Discuss the development of the revolutionary prose in America.

 

Discuss the development of the revolutionary prose in America.

INTRODUCTION

American resistance to British domination of the English-speaking settlements of North America started actively in the early 1760s, ironically instigated by acts of omission and commission on the part of the British government itself. Initially, it tried to stop the westward movement of the colonials into the interior, for their migration produced burdensome Indian wars. Instead, the hr trade with the In was sought to be controlled directly from England through royal officials at centralised locations within the Indian territory west of the Appalachians. However, in 1763 the brilliant Indian leader Pontiac, angered at the autocratic and authoritarian way British officials exercised their power, set off a bloody war against the colonials in a desperate attempt to oust the British and win the return of the French. When he was finally defeated, chastened British officials established the Proclamation Line of 1763 along the crest of the Appalachians and decreed that the outraged colonials were not to go beyond it until a more effective Indian program was developed.

To tighten their regulation of imperial trade and raise within the colonies a revenue out of which the costs of their government could be borne, the British in 1764 passed the Sugar Act, the first law ever passed by Parliament specifically to raise money in the colonies. It placed new or higher duties on a wide range of imported products. Then came, in 1765, the fatefbl Stamp Act. It taxed all newspapers, pamphlets, licenses, commercial notes and bonds, advertisements, leases, legal papers, and other such documents. This was clearly levying taxes without getting the consent first of those taxed. A raging controversy erupted in the colonies. The Sugar Act and the Stamp Act struck, as it happened, right at the most powehl and articulate groups in the colonies: merchants, businessmen, lawyers, journalists, and clergy. They, of course, defined the situation entirely differently from the British. Taxation without consent! It was not to be borne. Liberty, freedom from oppression-that was the issue.

THE EVOLUTION OF REVOLUTIONARY PROSE IN AMERICA

It was under the circumstances indicated above that American revolutionary prose developed and evolved. The historian David Ramsay has, as a matter of fact, accorded utter centrality to American revolutionary prose in recounting the saga of the American Revolution. ''In establishing American independence," he observes in The History of the American Revolution (1 789), "the pen and the press had merit equal to that of the sword." Ramsay's statement has at least two connotations. One, that the writings about historical events are as important in the representation of the events as the historical events then~selves, the writings about the American Revolution being no exception to this rule. Two, that writings inspirc events, even as Americans started to express their revolution much before they enacted it. As Robert A. Ferguson has remarked, Writing the thought inscribes the conception, which, in time, blurs the line of distinction between thought and act. Somewhere, a legitimate rhetoric of oppo:-,ition grows into the outrageous possibility of revolution. A paradigmatic text in this context i:s Jeremiah Dummer's A Defence of the New England Charters (1 72 1). Dummer, British agent for Massachusetts and Connecticut and an American lawyer in London, rejects all thought of colonial revolt as "ludicrous" in his "short digression" on the subject. and yet the rebel leader John Adams could properly call this parnpl~lethe handbook of the Revolution. As Adams told William Tudor in 18 18 'The feelings. the manners and principles which American Prose produced the Revolution, appear in as vast abundance in this work as in any that I have read."

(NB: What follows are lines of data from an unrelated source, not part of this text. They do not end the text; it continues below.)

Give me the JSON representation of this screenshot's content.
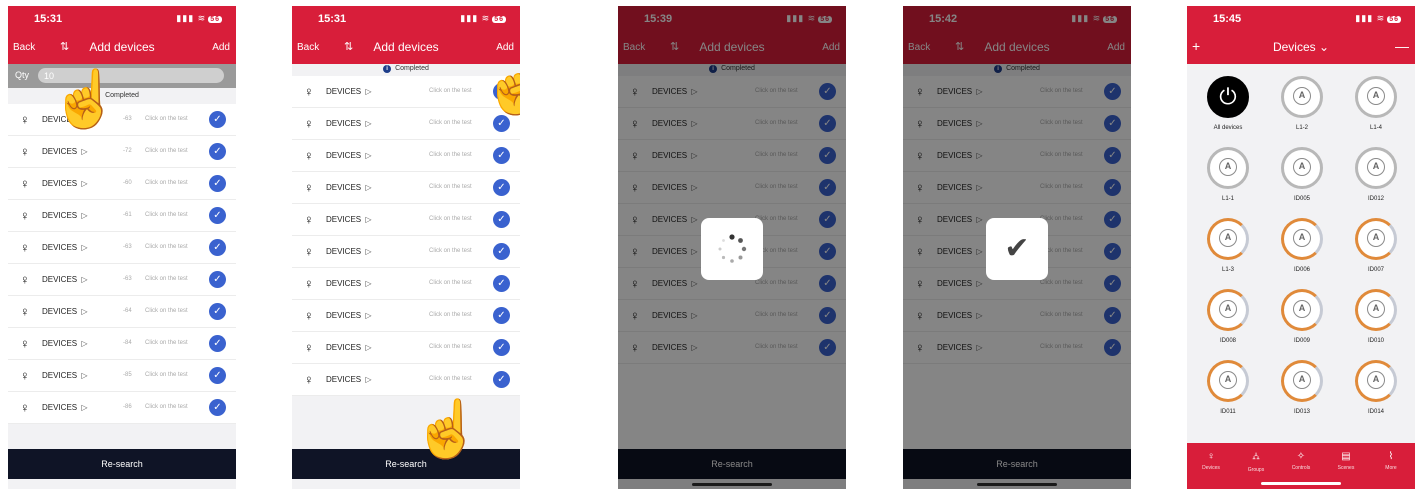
{
  "colors": {
    "brand_red": "#d81e3a",
    "check_blue": "#3a62cf",
    "dark_bar": "#0f1426"
  },
  "screens": [
    {
      "time": "15:31",
      "battery": "56",
      "back": "Back",
      "title": "Add devices",
      "add": "Add",
      "qty_label": "Qty",
      "qty_value": "10",
      "status": "Completed",
      "rows": [
        {
          "name": "DEVICES",
          "rssi": "-63",
          "hint": "Click on the test"
        },
        {
          "name": "DEVICES",
          "rssi": "-72",
          "hint": "Click on the test"
        },
        {
          "name": "DEVICES",
          "rssi": "-60",
          "hint": "Click on the test"
        },
        {
          "name": "DEVICES",
          "rssi": "-61",
          "hint": "Click on the test"
        },
        {
          "name": "DEVICES",
          "rssi": "-63",
          "hint": "Click on the test"
        },
        {
          "name": "DEVICES",
          "rssi": "-63",
          "hint": "Click on the test"
        },
        {
          "name": "DEVICES",
          "rssi": "-64",
          "hint": "Click on the test"
        },
        {
          "name": "DEVICES",
          "rssi": "-84",
          "hint": "Click on the test"
        },
        {
          "name": "DEVICES",
          "rssi": "-85",
          "hint": "Click on the test"
        },
        {
          "name": "DEVICES",
          "rssi": "-86",
          "hint": "Click on the test"
        }
      ],
      "research": "Re-search"
    },
    {
      "time": "15:31",
      "battery": "56",
      "back": "Back",
      "title": "Add devices",
      "add": "Add",
      "status": "Completed",
      "hint": "Click on the test",
      "device": "DEVICES",
      "research": "Re-search"
    },
    {
      "time": "15:39",
      "battery": "56",
      "back": "Back",
      "title": "Add devices",
      "add": "Add",
      "status": "Completed",
      "hint": "Click on the test",
      "device": "DEVICES",
      "research": "Re-search"
    },
    {
      "time": "15:42",
      "battery": "56",
      "back": "Back",
      "title": "Add devices",
      "add": "Add",
      "status": "Completed",
      "hint": "Click on the test",
      "device": "DEVICES",
      "research": "Re-search"
    },
    {
      "time": "15:45",
      "battery": "56",
      "title": "Devices",
      "devices": [
        "All devices",
        "L1-2",
        "L1-4",
        "L1-1",
        "ID005",
        "ID012",
        "L1-3",
        "ID006",
        "ID007",
        "ID008",
        "ID009",
        "ID010",
        "ID011",
        "ID013",
        "ID014"
      ],
      "tabs": [
        "Devices",
        "Groups",
        "Controls",
        "Scenes",
        "More"
      ]
    }
  ]
}
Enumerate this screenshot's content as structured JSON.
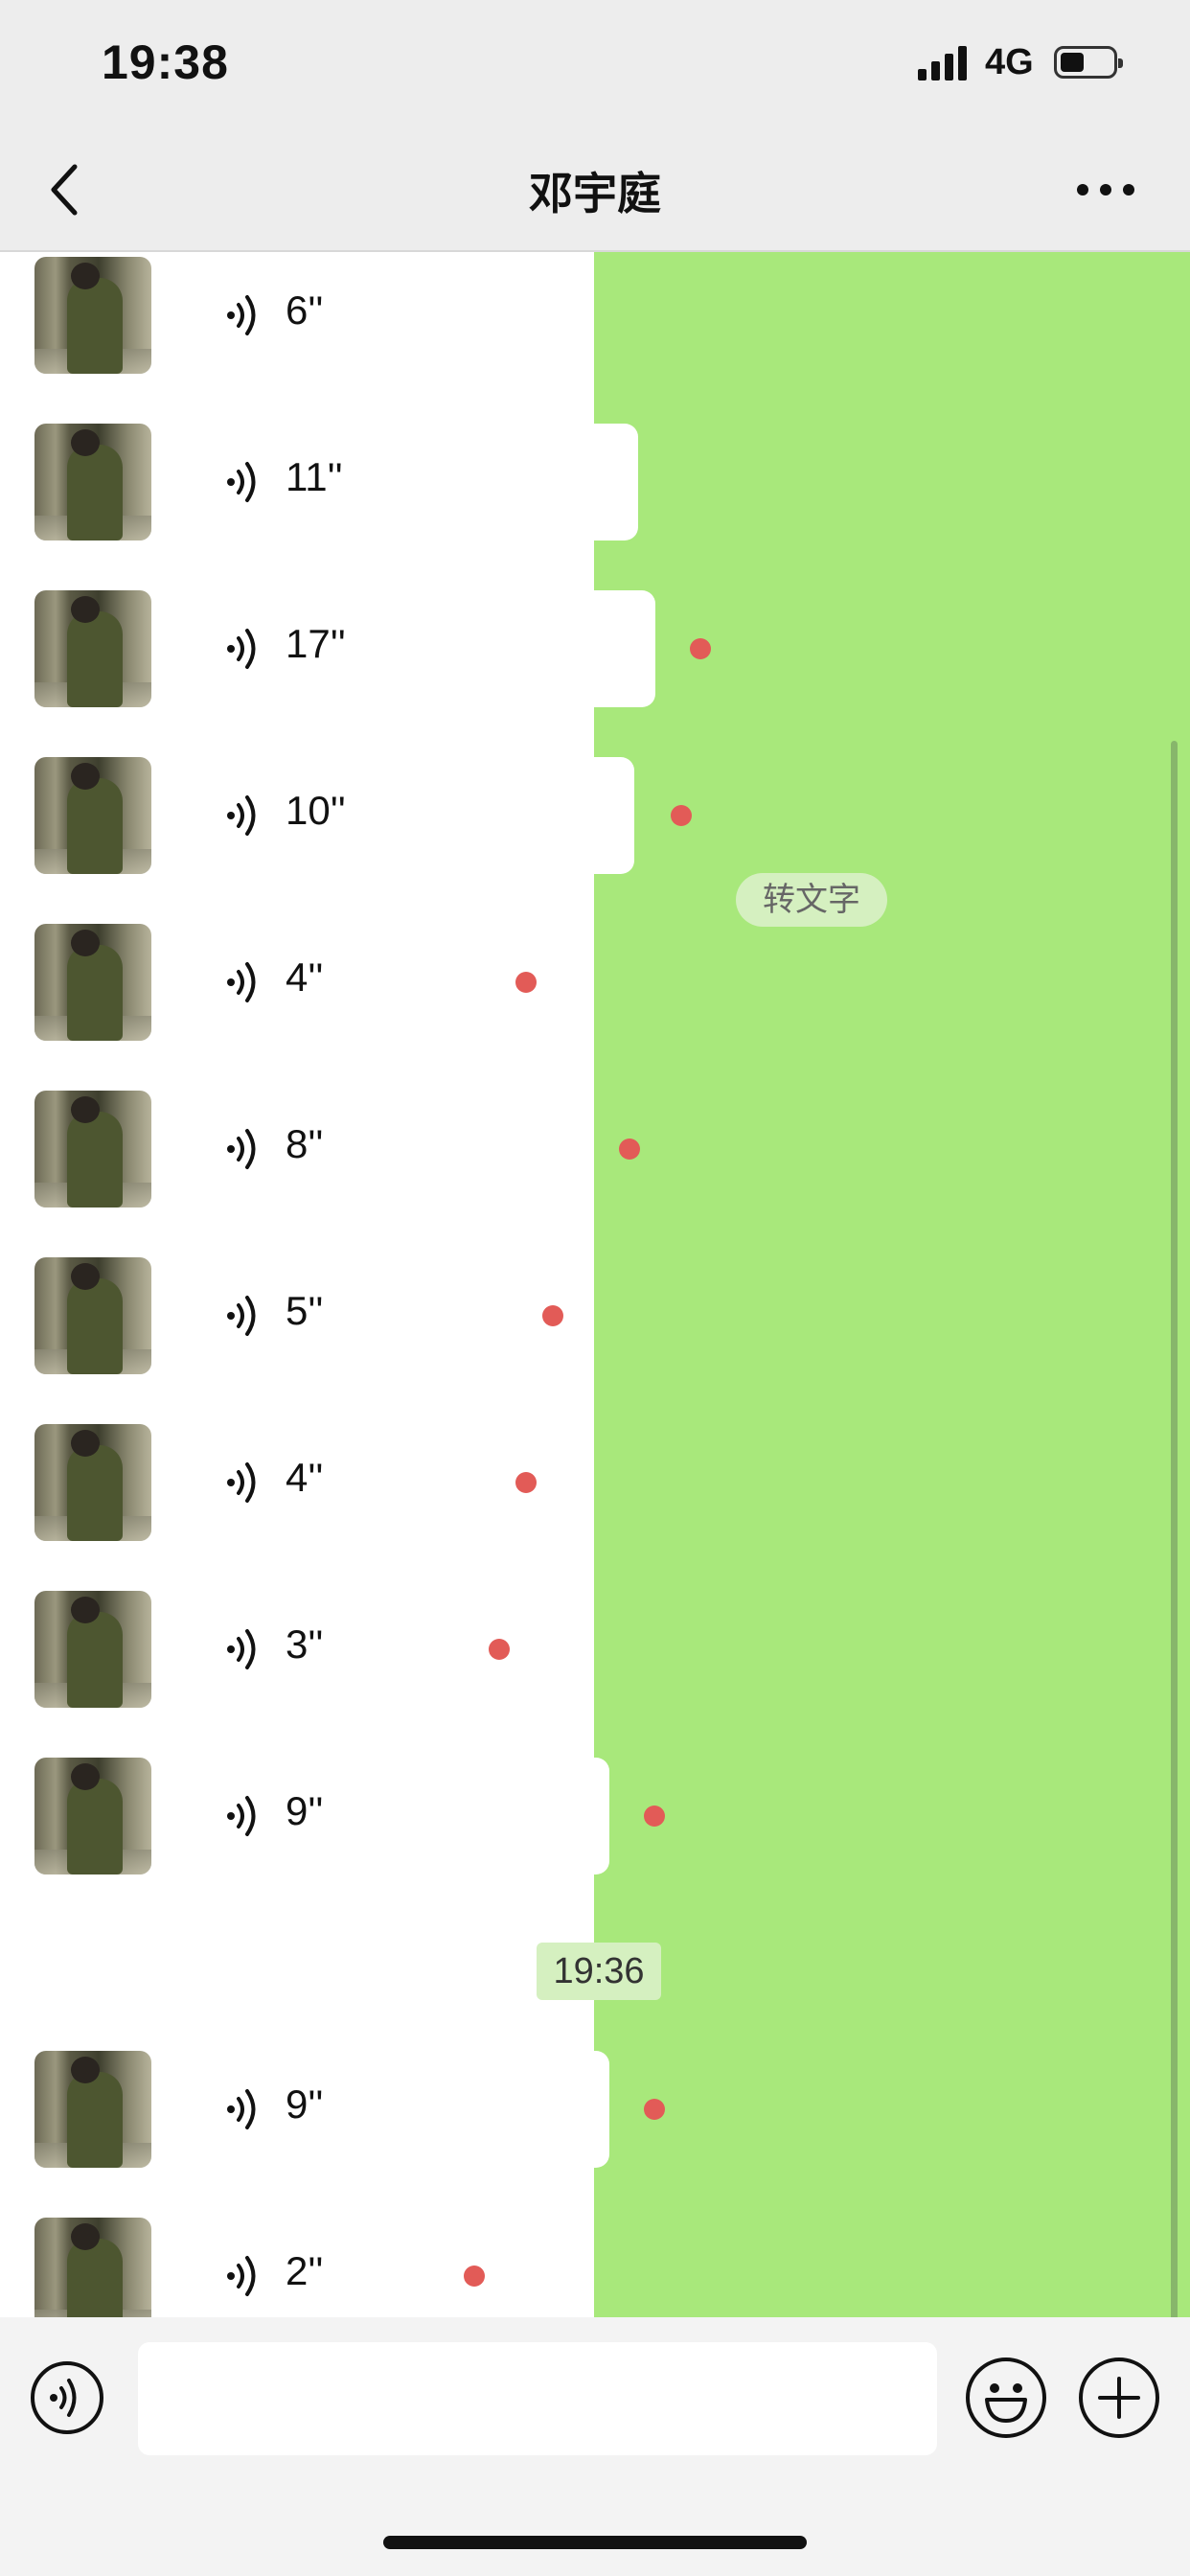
{
  "status_bar": {
    "time": "19:38",
    "network": "4G"
  },
  "header": {
    "title": "邓宇庭",
    "back_icon": "chevron-left-icon",
    "more_icon": "more-dots-icon"
  },
  "colors": {
    "chat_green": "#a8e87b",
    "unread_dot": "#e25b57",
    "bubble": "#ffffff"
  },
  "messages": [
    {
      "duration": "6''"
    },
    {
      "duration": "11''"
    },
    {
      "duration": "17''"
    },
    {
      "duration": "10''"
    },
    {
      "duration": "4''"
    },
    {
      "duration": "8''"
    },
    {
      "duration": "5''"
    },
    {
      "duration": "4''"
    },
    {
      "duration": "3''"
    },
    {
      "duration": "9''"
    },
    {
      "duration": "9''"
    },
    {
      "duration": "2''"
    }
  ],
  "convert_to_text_label": "转文字",
  "timestamp": "19:36",
  "input_bar": {
    "input_value": "",
    "voice_icon": "voice-input-icon",
    "emoji_icon": "emoji-icon",
    "plus_icon": "plus-icon"
  }
}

Discuss the development of the revolutionary prose in America.


The role of satire in the Revolutionary era

Up until the Revolutionary era, the Puritans who had settled New England had a profound influence on what was printed in the colonies: nearly all publications centered on a religious topic of some sort. The Puritans frowned on dramatic performances, as well. But by the mid1700s, the Puritan influence was fading. In 1749 the first American acting troupe was established in Philadelphia. Seventeen years later, America’s first permanent playhouse was built in the same city; in 1767 the South wark Theatre staged the first play written by a native- born American, Thomas God frey’s (1736–1763) Prince of Parthia.the development of the revolutionary prose in America. By the mid-1760s, political writings by colonists were increasingly common and more and more forceful in nature. James Otis (1725–1783), a lawyer from Boston, published The Rights of British Colonists Asserted and Proved in 1764. And the hated Stamp Act, a tax law passed by the British in 1765, prompted an even greater outpouring of writing of a political nature. (Parliament, England’s lawmaking body, passed the Stamp Act to raise money from the colonies without receiving the consent of the colonial assemblies, or representatives.) the development of the revolutionary prose in America.